Zum ersten Mal seit dem Abschluss der „Ocean's“-Trilogie 2007 sehen wir die beiden als Gespann (in „Burn After Reading“ von 2008 hatten sie zwar auch Hauptrollen, aber kaum gemeinsame Momente). Die beiden auch persönlich gut befreundeten Superstars haben sichtlich Spaß, miteinander zu frotzeln. Obwohl sie nicht die besten Dialoge in den Mund gelegt bekommen und das ausdauernde Rätseln über mögliche Zusammenhänge nicht nur weitestgehend ins Leere läuft, sondern sogar nervt, überträgt sich in den besten Momenten von „Wolfs“ die gute Laune der Stars aufs Publikum. Ihr Zusammenspiel ist für den einen oder anderen Schmunzler und auch mal Lacher gut. Schön ist dabei, dass die mittlerweile über 60 Jahre alten Schauspieler selbstironisch mit ihrer fortgeschrittenen Reife spielen. Da schmerzt dann schon mal der Rücken oder es braucht eine Lesebrille, um eine Adresse zu erkennen.
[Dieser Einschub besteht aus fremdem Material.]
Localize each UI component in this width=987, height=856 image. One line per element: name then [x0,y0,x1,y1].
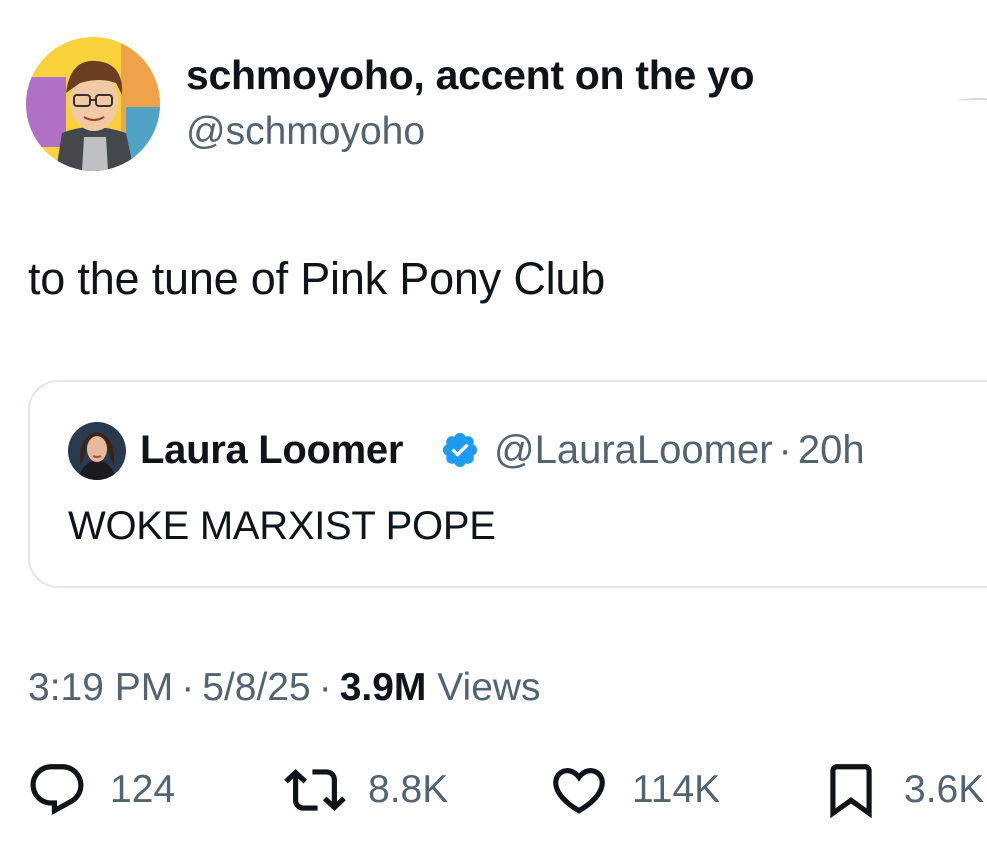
tweet-time[interactable]: 3:19 PM [28,666,173,709]
like-count: 114K [632,768,721,811]
tweet-text: to the tune of Pink Pony Club [28,253,606,304]
retweet-count: 8.8K [368,768,449,811]
quoted-tweet-card[interactable]: Laura Loomer @LauraLoomer · 20h WOKE MARXI… [28,380,987,588]
bookmark-count: 3.6K [904,768,985,811]
quoted-tweet-age[interactable]: 20h [798,428,865,472]
bookmark-icon [830,764,872,819]
views-count: 3.9M [339,666,427,709]
heart-icon [553,768,605,814]
menu-edge-mark [958,98,987,104]
action-bar: 124 8.8K 114K 3.6K [0,755,987,825]
tweet-metadata: 3:19 PM · 5/8/25 · 3.9M Views [28,666,541,710]
quoted-author-handle[interactable]: @LauraLoomer [494,428,773,472]
quoted-author-name[interactable]: Laura Loomer [140,428,403,473]
separator-dot: · [181,666,195,709]
like-button[interactable]: 114K [548,755,720,825]
verified-badge-icon [440,430,480,470]
quoted-author-avatar[interactable] [68,422,126,480]
author-handle[interactable]: @schmoyoho [186,110,425,154]
separator-dot: · [318,666,332,709]
views-label: Views [437,666,541,709]
separator-dot: · [778,428,792,472]
bookmark-button[interactable]: 3.6K [820,755,984,825]
retweet-icon [284,769,346,811]
retweet-button[interactable]: 8.8K [284,755,448,825]
tweet-date[interactable]: 5/8/25 [202,666,310,709]
author-avatar[interactable] [26,37,160,171]
reply-button[interactable]: 124 [26,755,175,825]
reply-icon [30,764,84,816]
quoted-handle-line: @LauraLoomer · 20h [494,428,865,473]
cartoon-avatar-icon [26,37,160,171]
reply-count: 124 [110,768,176,811]
quoted-tweet-text: WOKE MARXIST POPE [68,504,496,548]
author-display-name[interactable]: schmoyoho, accent on the yo [186,52,755,99]
profile-photo-icon [68,422,126,480]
Als zusätzlicher Trumpf erweist sich im Verlauf der Handlung noch Austin Abrams. Der „Euphoria“-Star darf mehr als nur den Stichwortgeber für das prominente Haupt-Duo geben. So gehört auch die beste Szene des Films ihm: Wenn sein unbedarfter Drogenkurier in einem sehr speziellen Hotelzimmer und einem wunderbaren One-Shot-Dialog-Take völlig ausufernd seine Geschichte erzählt, wird einem allerdings auch schmerzhaft bewusst, wie spaßig „Wolfs“ hätte sein können. Denn so wild, wie es hier aus Abrams heraussprudelt, hätte der Film ruhig regelmäßiger sein können. Stattdessen verlässt man sich zu oft darauf, dass Clooney und Pitt die meist sehr zahmen, kaum mal cleveren und nur selten Screwball-Qualitäten entwickelnden Dialoge schon irgendwie aufwerten werden.
Fazit: „Wolfs“ hat neben der amüsanten Grundidee sowie George Clooney und Brad Pitt in den Hauptrollen nur wenig zu bieten. Zu selten findet sich eine wirklich zündende Idee, sodass es oft allein den beiden Superstars obliegt, das Publikum mit ihren harmlos-sympathischen Kabbelei bei der Stange zu halten.
Wir haben „Wolfs“ im Rahmen des Venedig Filmfestival 2024 gesehen.